Xiao-chen WU, Qin YUE, Jian WANG, Jing-zhen LIU, Jin-bao ZHANG. Significance of the electrocardiogram changes in children with congenital heart disease combined with pulmonary hypertension at high altitude area[J]. Chinese Heart Journal, 2021, 33(1): 36-38. DOI: 10.12125/j.chj.202008084
    Citation: Xiao-chen WU, Qin YUE, Jian WANG, Jing-zhen LIU, Jin-bao ZHANG. Significance of the electrocardiogram changes in children with congenital heart disease combined with pulmonary hypertension at high altitude area[J]. Chinese Heart Journal, 2021, 33(1): 36-38. DOI: 10.12125/j.chj.202008084

    Significance of the electrocardiogram changes in children with congenital heart disease combined with pulmonary hypertension at high altitude area

    •   AIM  To explore the clinical significance of P-wave variability (Pw-d) and QT variability (QTd) in the diagnosis and treatment of perioperative arrhythmia in children with congenital heart disease combined with pulmonary artery hypertension(PAH) at high altitude area.

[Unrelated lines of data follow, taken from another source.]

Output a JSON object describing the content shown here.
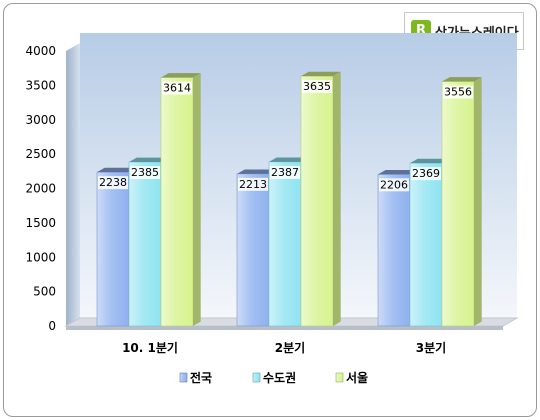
{
  "logo": {
    "text": "상가뉴스레이다"
  },
  "chart_data": {
    "type": "bar",
    "categories": [
      "10. 1분기",
      "2분기",
      "3분기"
    ],
    "series": [
      {
        "name": "전국",
        "values": [
          2238,
          2213,
          2206
        ],
        "color": "#8fb0ef"
      },
      {
        "name": "수도권",
        "values": [
          2385,
          2387,
          2369
        ],
        "color": "#8fe3f1"
      },
      {
        "name": "서울",
        "values": [
          3614,
          3635,
          3556
        ],
        "color": "#d6f38e"
      }
    ],
    "ylim": [
      0,
      4000
    ],
    "yticks": [
      0,
      500,
      1000,
      1500,
      2000,
      2500,
      3000,
      3500,
      4000
    ],
    "legend_position": "bottom",
    "grid": false,
    "style": "3d-bars"
  }
}
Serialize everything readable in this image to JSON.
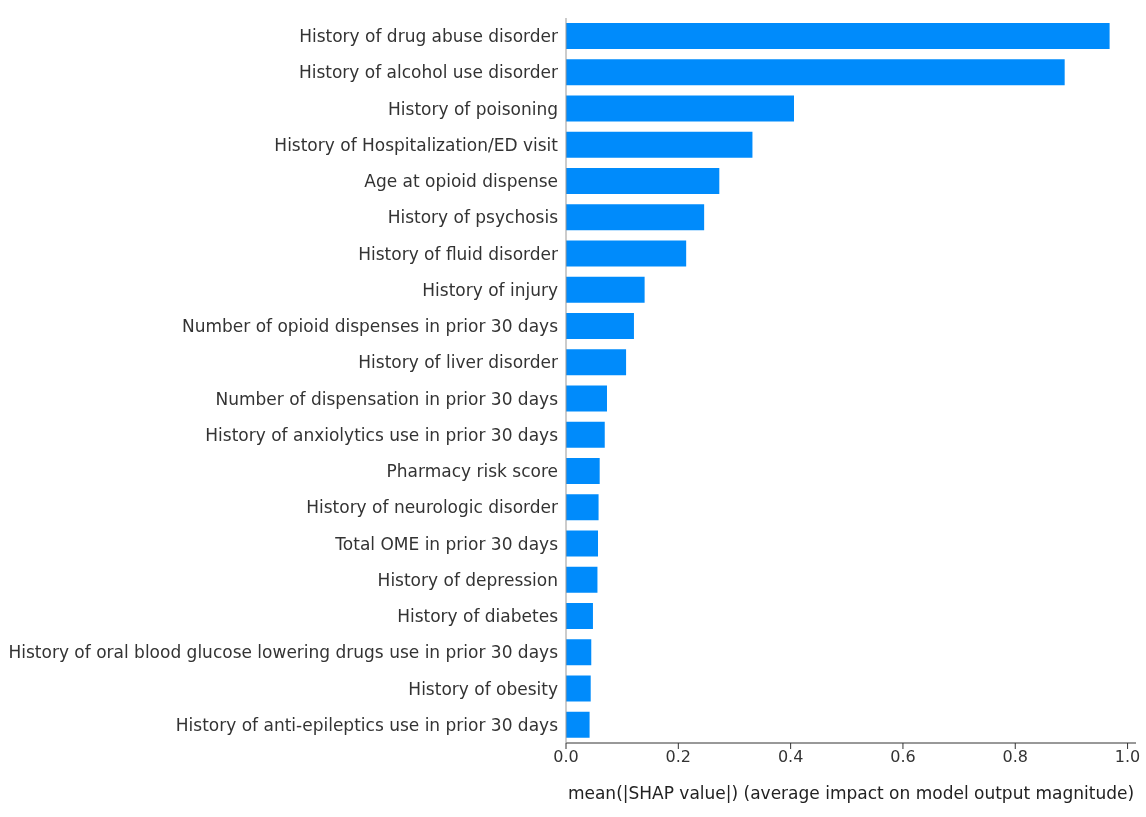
{
  "chart_data": {
    "type": "bar",
    "orientation": "horizontal",
    "xlabel": "mean(|SHAP value|) (average impact on model output magnitude)",
    "categories": [
      "History of drug abuse disorder",
      "History of alcohol use disorder",
      "History of poisoning",
      "History of Hospitalization/ED visit",
      "Age at opioid dispense",
      "History of psychosis",
      "History of fluid disorder",
      "History of injury",
      "Number of opioid dispenses in prior 30 days",
      "History of liver disorder",
      "Number of dispensation in prior 30 days",
      "History of anxiolytics use in prior 30 days",
      "Pharmacy risk score",
      "History of neurologic disorder",
      "Total OME in prior 30 days",
      "History of depression",
      "History of diabetes",
      "History of oral blood glucose lowering drugs use in prior 30 days",
      "History of obesity",
      "History of anti-epileptics use in prior 30 days"
    ],
    "values": [
      0.968,
      0.888,
      0.406,
      0.332,
      0.273,
      0.246,
      0.214,
      0.14,
      0.121,
      0.107,
      0.073,
      0.069,
      0.06,
      0.058,
      0.057,
      0.056,
      0.048,
      0.045,
      0.044,
      0.042
    ],
    "color": "#008bfb",
    "xlim": [
      0,
      1.015
    ],
    "xticks": [
      {
        "value": 0,
        "label": "0.0"
      },
      0.2,
      0.4,
      0.6,
      0.8,
      {
        "value": 1,
        "label": "1.0"
      }
    ],
    "grid": false
  }
}
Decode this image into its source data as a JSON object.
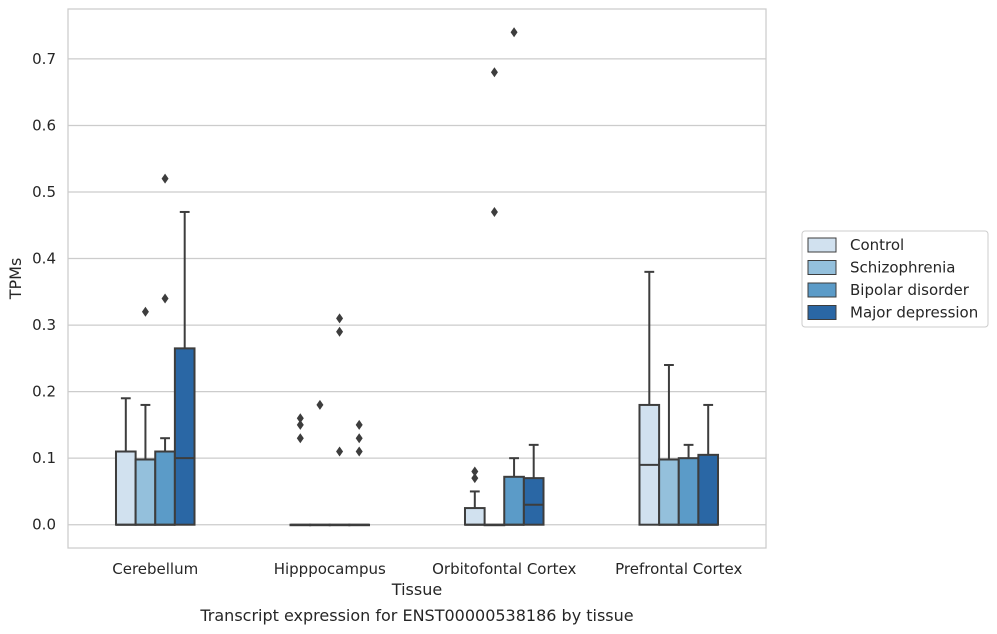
{
  "caption": "Transcript expression for ENST00000538186 by tissue",
  "chart_data": {
    "type": "box",
    "xlabel": "Tissue",
    "ylabel": "TPMs",
    "ylim": [
      -0.035,
      0.775
    ],
    "yticks": [
      0.0,
      0.1,
      0.2,
      0.3,
      0.4,
      0.5,
      0.6,
      0.7
    ],
    "ytick_labels": [
      "0.0",
      "0.1",
      "0.2",
      "0.3",
      "0.4",
      "0.5",
      "0.6",
      "0.7"
    ],
    "grid": "horizontal",
    "legend_position": "right",
    "categories": [
      "Cerebellum",
      "Hipppocampus",
      "Orbitofontal Cortex",
      "Prefrontal Cortex"
    ],
    "series": [
      {
        "name": "Control",
        "color": "#d1e1ef",
        "boxes": [
          {
            "min": 0.0,
            "q1": 0.0,
            "median": 0.0,
            "q3": 0.11,
            "max": 0.19,
            "outliers": []
          },
          {
            "min": 0.0,
            "q1": 0.0,
            "median": 0.0,
            "q3": 0.0,
            "max": 0.0,
            "outliers": [
              0.13,
              0.15,
              0.16
            ]
          },
          {
            "min": 0.0,
            "q1": 0.0,
            "median": 0.0,
            "q3": 0.025,
            "max": 0.05,
            "outliers": [
              0.07,
              0.08
            ]
          },
          {
            "min": 0.0,
            "q1": 0.0,
            "median": 0.09,
            "q3": 0.18,
            "max": 0.38,
            "outliers": []
          }
        ]
      },
      {
        "name": "Schizophrenia",
        "color": "#94c0dc",
        "boxes": [
          {
            "min": 0.0,
            "q1": 0.0,
            "median": 0.0,
            "q3": 0.098,
            "max": 0.18,
            "outliers": [
              0.32
            ]
          },
          {
            "min": 0.0,
            "q1": 0.0,
            "median": 0.0,
            "q3": 0.0,
            "max": 0.0,
            "outliers": [
              0.18
            ]
          },
          {
            "min": 0.0,
            "q1": 0.0,
            "median": 0.0,
            "q3": 0.0,
            "max": 0.0,
            "outliers": [
              0.47,
              0.68
            ]
          },
          {
            "min": 0.0,
            "q1": 0.0,
            "median": 0.0,
            "q3": 0.098,
            "max": 0.24,
            "outliers": []
          }
        ]
      },
      {
        "name": "Bipolar disorder",
        "color": "#5b9bc8",
        "boxes": [
          {
            "min": 0.0,
            "q1": 0.0,
            "median": 0.0,
            "q3": 0.11,
            "max": 0.13,
            "outliers": [
              0.34,
              0.52
            ]
          },
          {
            "min": 0.0,
            "q1": 0.0,
            "median": 0.0,
            "q3": 0.0,
            "max": 0.0,
            "outliers": [
              0.11,
              0.29,
              0.31
            ]
          },
          {
            "min": 0.0,
            "q1": 0.0,
            "median": 0.0,
            "q3": 0.072,
            "max": 0.1,
            "outliers": [
              0.74
            ]
          },
          {
            "min": 0.0,
            "q1": 0.0,
            "median": 0.0,
            "q3": 0.1,
            "max": 0.12,
            "outliers": []
          }
        ]
      },
      {
        "name": "Major depression",
        "color": "#2a67a5",
        "boxes": [
          {
            "min": 0.0,
            "q1": 0.0,
            "median": 0.1,
            "q3": 0.265,
            "max": 0.47,
            "outliers": []
          },
          {
            "min": 0.0,
            "q1": 0.0,
            "median": 0.0,
            "q3": 0.0,
            "max": 0.0,
            "outliers": [
              0.11,
              0.13,
              0.15
            ]
          },
          {
            "min": 0.0,
            "q1": 0.0,
            "median": 0.03,
            "q3": 0.07,
            "max": 0.12,
            "outliers": []
          },
          {
            "min": 0.0,
            "q1": 0.0,
            "median": 0.0,
            "q3": 0.105,
            "max": 0.18,
            "outliers": []
          }
        ]
      }
    ]
  }
}
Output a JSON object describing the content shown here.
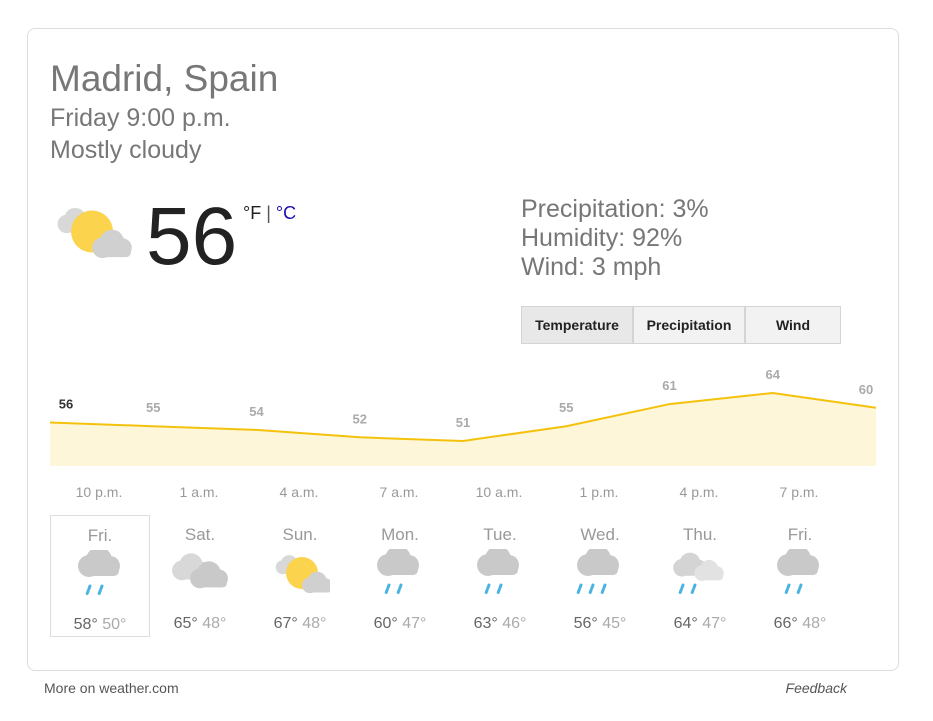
{
  "header": {
    "location": "Madrid, Spain",
    "time": "Friday 9:00 p.m.",
    "condition": "Mostly cloudy"
  },
  "current": {
    "temperature": "56",
    "unit_f": "°F",
    "separator": "|",
    "unit_c": "°C",
    "icon": "partly-cloudy"
  },
  "details": [
    "Precipitation: 3%",
    "Humidity: 92%",
    "Wind: 3 mph"
  ],
  "tabs": [
    "Temperature",
    "Precipitation",
    "Wind"
  ],
  "temperature_chart": {
    "values": [
      56,
      55,
      54,
      52,
      51,
      55,
      61,
      64,
      60
    ],
    "color": "#f4c20d",
    "fill": "#fef6d8"
  },
  "hour_labels": [
    "10 p.m.",
    "1 a.m.",
    "4 a.m.",
    "7 a.m.",
    "10 a.m.",
    "1 p.m.",
    "4 p.m.",
    "7 p.m."
  ],
  "forecast": [
    {
      "day": "Fri.",
      "high": "58°",
      "low": "50°",
      "icon": "rain"
    },
    {
      "day": "Sat.",
      "high": "65°",
      "low": "48°",
      "icon": "cloudy"
    },
    {
      "day": "Sun.",
      "high": "67°",
      "low": "48°",
      "icon": "partly-cloudy"
    },
    {
      "day": "Mon.",
      "high": "60°",
      "low": "47°",
      "icon": "rain"
    },
    {
      "day": "Tue.",
      "high": "63°",
      "low": "46°",
      "icon": "rain"
    },
    {
      "day": "Wed.",
      "high": "56°",
      "low": "45°",
      "icon": "heavy-rain"
    },
    {
      "day": "Thu.",
      "high": "64°",
      "low": "47°",
      "icon": "cloudy-rain"
    },
    {
      "day": "Fri.",
      "high": "66°",
      "low": "48°",
      "icon": "rain"
    }
  ],
  "footer": {
    "source": "More on weather.com",
    "feedback": "Feedback"
  }
}
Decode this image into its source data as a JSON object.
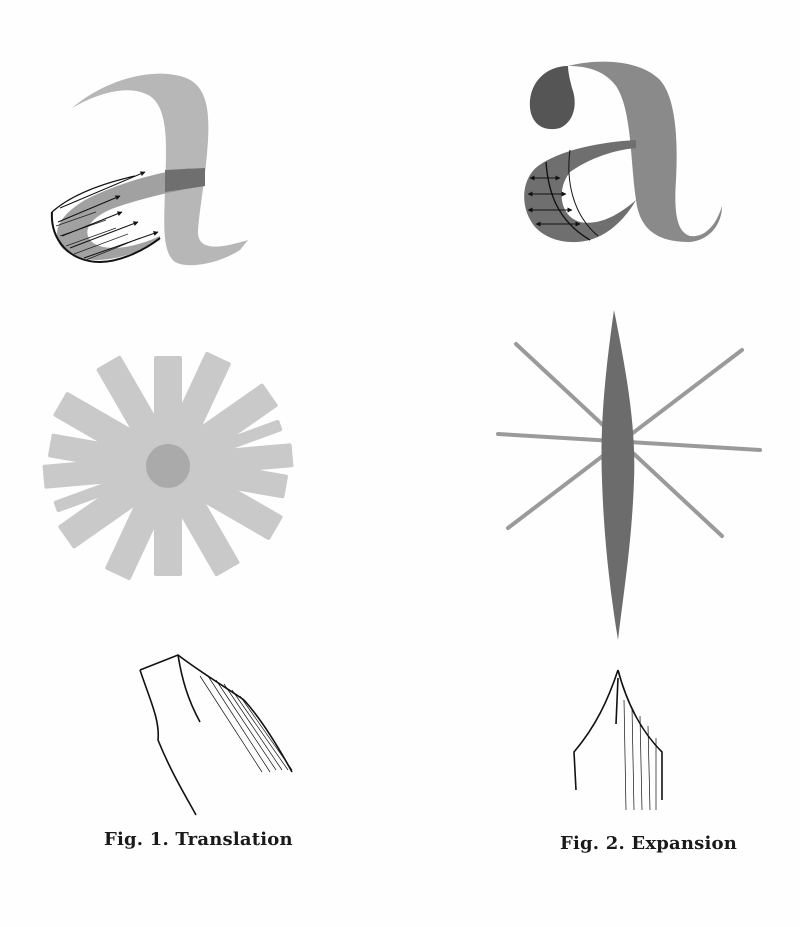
{
  "figures": [
    {
      "caption": "Fig. 1. Translation",
      "letter": "a",
      "technique": "translation",
      "tool": "broad-nib-pen",
      "ink_color": "#a9a9a9",
      "dark_color": "#6f6f6f"
    },
    {
      "caption": "Fig. 2. Expansion",
      "letter": "a",
      "technique": "expansion",
      "tool": "pointed-pen",
      "ink_color": "#8a8a8a",
      "dark_color": "#555555"
    }
  ]
}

        METHODS  From December 2013 to December 2018, 30 children with congenital heart disease combined with pulmonary hypertension from plateau area were selected as group A, 30 children with congenital heart disease without pulmonary hypertension as group B, and 30 children in department of pediatric of our hospital (without congenital heart disease) as control group. The Pw-d and QT-d of each patient were measured by electrocardiogram(ECG). If arrhythmia is detected by ECG monitoring, 24-hour ECG monitoring was done to confirm the existence and the type of arrhythmia.
        RESULTS  The average length of QT, QT-d, P-mean time, Pw-d, and heart rate in group A were significantly higher than those in group B and C. There was no significant correlation between Pw-d or QT-d and EF in group A. However, significant positive correlation was observed between Pw-d or QT-d with MPAP and RVD (P < 0.05). 24-hour ECG showed that 10 patients in group A had arrhythmia, while 6 patients in group B and C had supraventricular tachycardia, 2 patients with atrial flutter (7%) and 2 patients with atrial fibrillation (7%). The average lengths of QT, QT-d and Pw-d in patients with arrhythmia were significantly higher than those in patients without arrhythmia (P < 0.05).
        CONCLUSION  Pw-d and QT-d have important clinical predictive significance for the diagnosis and treatment of various arrhythmias in children from highaltitudearea with congenital heart disease complicated with PAH preoperatively.